Opportunities in Developed International Equities

o It’s also worth noting that the most “defensively positioned” index is the WT International Dividend ex-Financials Index. We’ll be examining this Index more closely in a future blog post, but suffice it to say that as defensive sectors, such as Utilities, have tended to outperform in 2014, this Index has definitely benefitted.

Shifting the Developed International Investment Paradigm

In U.S. markets, there is a lot of stratification—people will think in terms of large cap versus small cap or value versus growth. However, in developed international equities, the focus is primarily on the MSCI EAFE Index. Newer indexes, such as the MSCI EAFE IMI Index, look to be more representative of the total market opportunity—inclusive of mid-cap and small-cap stocks. But WisdomTree has been providing options inclusive of all developed international dividend payers since June 1, 2006. In two subsequent blog posts, we will examine our International SmallCap Dividend and International Dividend ex-Financials Indexes in greater detail.

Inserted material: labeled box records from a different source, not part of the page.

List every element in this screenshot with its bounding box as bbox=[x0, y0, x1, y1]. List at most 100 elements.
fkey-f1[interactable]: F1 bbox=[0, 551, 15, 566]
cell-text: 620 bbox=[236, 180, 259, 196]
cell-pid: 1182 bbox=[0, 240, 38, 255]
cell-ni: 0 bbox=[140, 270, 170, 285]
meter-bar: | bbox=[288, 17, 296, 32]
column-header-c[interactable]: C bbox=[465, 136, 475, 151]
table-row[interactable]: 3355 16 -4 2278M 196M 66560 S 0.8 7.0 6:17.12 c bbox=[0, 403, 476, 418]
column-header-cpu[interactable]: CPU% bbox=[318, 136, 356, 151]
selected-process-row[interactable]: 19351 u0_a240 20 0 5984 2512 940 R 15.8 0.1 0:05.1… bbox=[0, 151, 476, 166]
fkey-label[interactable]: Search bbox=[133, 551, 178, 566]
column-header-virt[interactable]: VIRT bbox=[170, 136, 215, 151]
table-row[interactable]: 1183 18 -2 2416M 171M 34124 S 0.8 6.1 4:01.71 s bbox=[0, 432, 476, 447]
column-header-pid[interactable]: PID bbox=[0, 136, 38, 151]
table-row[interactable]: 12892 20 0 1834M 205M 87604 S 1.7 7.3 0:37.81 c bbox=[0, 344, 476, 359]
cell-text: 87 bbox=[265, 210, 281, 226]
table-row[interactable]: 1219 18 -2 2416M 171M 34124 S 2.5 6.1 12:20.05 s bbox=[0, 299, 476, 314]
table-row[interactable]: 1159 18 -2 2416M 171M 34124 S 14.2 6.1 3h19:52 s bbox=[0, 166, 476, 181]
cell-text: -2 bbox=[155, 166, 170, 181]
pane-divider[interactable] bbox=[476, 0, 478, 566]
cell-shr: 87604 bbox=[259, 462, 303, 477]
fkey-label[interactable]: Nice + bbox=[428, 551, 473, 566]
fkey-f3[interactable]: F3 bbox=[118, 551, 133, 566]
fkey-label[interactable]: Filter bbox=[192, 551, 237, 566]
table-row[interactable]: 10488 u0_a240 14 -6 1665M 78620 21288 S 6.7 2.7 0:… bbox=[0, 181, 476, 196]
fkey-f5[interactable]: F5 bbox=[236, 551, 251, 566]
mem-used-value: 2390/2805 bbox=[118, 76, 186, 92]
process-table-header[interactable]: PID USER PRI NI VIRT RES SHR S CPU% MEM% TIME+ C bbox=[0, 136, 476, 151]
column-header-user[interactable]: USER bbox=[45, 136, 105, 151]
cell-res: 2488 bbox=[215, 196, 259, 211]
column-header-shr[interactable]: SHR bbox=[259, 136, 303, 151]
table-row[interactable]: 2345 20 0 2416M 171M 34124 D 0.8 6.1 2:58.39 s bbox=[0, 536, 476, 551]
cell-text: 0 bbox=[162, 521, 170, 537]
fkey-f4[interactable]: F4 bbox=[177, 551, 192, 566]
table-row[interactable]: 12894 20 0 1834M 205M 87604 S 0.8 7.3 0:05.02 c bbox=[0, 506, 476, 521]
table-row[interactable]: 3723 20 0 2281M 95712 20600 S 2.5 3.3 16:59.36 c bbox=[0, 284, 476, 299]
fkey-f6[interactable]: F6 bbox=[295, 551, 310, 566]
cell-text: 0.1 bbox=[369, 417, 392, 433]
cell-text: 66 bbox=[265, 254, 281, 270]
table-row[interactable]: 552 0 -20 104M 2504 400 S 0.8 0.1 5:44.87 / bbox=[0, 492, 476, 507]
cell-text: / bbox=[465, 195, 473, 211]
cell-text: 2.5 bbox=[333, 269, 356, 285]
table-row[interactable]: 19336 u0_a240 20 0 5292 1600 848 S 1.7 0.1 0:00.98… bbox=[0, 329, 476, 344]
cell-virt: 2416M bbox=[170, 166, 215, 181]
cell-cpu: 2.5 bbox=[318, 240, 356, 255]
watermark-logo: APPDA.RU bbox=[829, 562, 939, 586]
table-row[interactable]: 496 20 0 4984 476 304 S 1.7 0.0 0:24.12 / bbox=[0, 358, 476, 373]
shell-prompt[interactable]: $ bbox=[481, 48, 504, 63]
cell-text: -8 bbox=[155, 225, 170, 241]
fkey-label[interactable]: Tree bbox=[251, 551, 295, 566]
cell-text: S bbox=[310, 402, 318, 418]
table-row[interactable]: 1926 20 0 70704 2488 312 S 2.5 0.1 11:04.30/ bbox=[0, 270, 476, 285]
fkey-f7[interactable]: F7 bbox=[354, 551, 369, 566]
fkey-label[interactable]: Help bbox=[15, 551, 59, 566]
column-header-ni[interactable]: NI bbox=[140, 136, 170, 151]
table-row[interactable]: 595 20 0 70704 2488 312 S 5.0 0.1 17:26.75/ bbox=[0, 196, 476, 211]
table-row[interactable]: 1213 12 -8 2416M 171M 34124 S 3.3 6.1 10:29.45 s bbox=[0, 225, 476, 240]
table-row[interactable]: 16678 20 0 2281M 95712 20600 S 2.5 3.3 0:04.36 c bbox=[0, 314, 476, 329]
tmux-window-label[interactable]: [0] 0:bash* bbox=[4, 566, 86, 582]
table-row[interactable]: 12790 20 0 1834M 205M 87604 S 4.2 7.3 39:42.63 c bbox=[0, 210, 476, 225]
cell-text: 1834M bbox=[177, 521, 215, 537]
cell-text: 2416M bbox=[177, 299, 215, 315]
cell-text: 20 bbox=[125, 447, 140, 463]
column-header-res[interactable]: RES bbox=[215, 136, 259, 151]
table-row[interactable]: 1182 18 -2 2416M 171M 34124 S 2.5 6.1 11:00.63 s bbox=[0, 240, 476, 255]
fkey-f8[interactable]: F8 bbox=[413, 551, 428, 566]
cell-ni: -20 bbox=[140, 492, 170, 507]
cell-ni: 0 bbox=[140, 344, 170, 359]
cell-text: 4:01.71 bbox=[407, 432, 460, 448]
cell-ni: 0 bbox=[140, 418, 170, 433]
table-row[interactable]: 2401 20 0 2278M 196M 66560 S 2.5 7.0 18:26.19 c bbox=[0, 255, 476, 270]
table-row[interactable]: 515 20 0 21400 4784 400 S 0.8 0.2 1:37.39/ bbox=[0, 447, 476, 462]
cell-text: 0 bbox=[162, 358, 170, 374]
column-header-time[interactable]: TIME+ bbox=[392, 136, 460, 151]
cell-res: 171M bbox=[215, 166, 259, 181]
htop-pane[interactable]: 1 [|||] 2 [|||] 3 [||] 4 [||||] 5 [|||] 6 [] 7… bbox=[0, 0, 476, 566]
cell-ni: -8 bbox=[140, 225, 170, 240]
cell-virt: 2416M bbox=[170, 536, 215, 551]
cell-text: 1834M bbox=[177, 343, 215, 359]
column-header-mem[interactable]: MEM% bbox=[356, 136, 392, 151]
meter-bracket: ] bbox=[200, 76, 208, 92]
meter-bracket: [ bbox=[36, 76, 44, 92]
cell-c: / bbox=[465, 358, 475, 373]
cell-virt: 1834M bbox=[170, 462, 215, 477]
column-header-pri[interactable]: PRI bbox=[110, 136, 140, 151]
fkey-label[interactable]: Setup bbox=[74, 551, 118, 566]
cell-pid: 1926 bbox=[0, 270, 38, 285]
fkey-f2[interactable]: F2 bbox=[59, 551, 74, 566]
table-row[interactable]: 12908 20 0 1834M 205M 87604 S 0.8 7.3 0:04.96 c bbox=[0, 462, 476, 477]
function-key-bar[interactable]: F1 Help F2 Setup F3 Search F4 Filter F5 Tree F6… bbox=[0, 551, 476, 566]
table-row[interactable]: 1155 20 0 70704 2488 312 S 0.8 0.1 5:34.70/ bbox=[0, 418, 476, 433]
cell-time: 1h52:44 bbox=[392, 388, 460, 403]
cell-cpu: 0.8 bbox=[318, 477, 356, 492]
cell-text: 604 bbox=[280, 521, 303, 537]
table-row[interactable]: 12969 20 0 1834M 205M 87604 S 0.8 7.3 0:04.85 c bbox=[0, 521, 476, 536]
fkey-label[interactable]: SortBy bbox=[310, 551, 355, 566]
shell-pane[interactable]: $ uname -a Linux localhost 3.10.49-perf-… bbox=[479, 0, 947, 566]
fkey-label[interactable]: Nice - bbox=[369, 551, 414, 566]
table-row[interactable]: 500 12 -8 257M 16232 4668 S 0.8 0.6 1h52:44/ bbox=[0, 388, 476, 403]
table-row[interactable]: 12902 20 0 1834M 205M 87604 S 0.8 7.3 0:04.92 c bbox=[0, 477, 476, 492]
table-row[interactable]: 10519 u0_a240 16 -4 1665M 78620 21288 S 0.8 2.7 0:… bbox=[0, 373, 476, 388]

1Refers to the S&P 500 Index, which has periodically achieved record highs from 12/31/13 to 5/31/14.
2Refers to the MSCI Emerging Markets Index for the period from 12/31/13 to 5/31/14.
3Source: Bloomberg, as of 5/31/14.

Important Risks Related to this Article

Foreign investing involves special risks, such as risk of loss from currency fluctuation or political or economic uncertainty. Investments focusing on certain sectors and/or smaller companies increase their vulnerability to any single economic or regulatory development. Investments focused in Europe are increasing the impact of events and developments associated with the region, which can adversely affect performance.Investments focused in Japan are increasing the impact of events and developments associated with the region, which can adversely affect performance.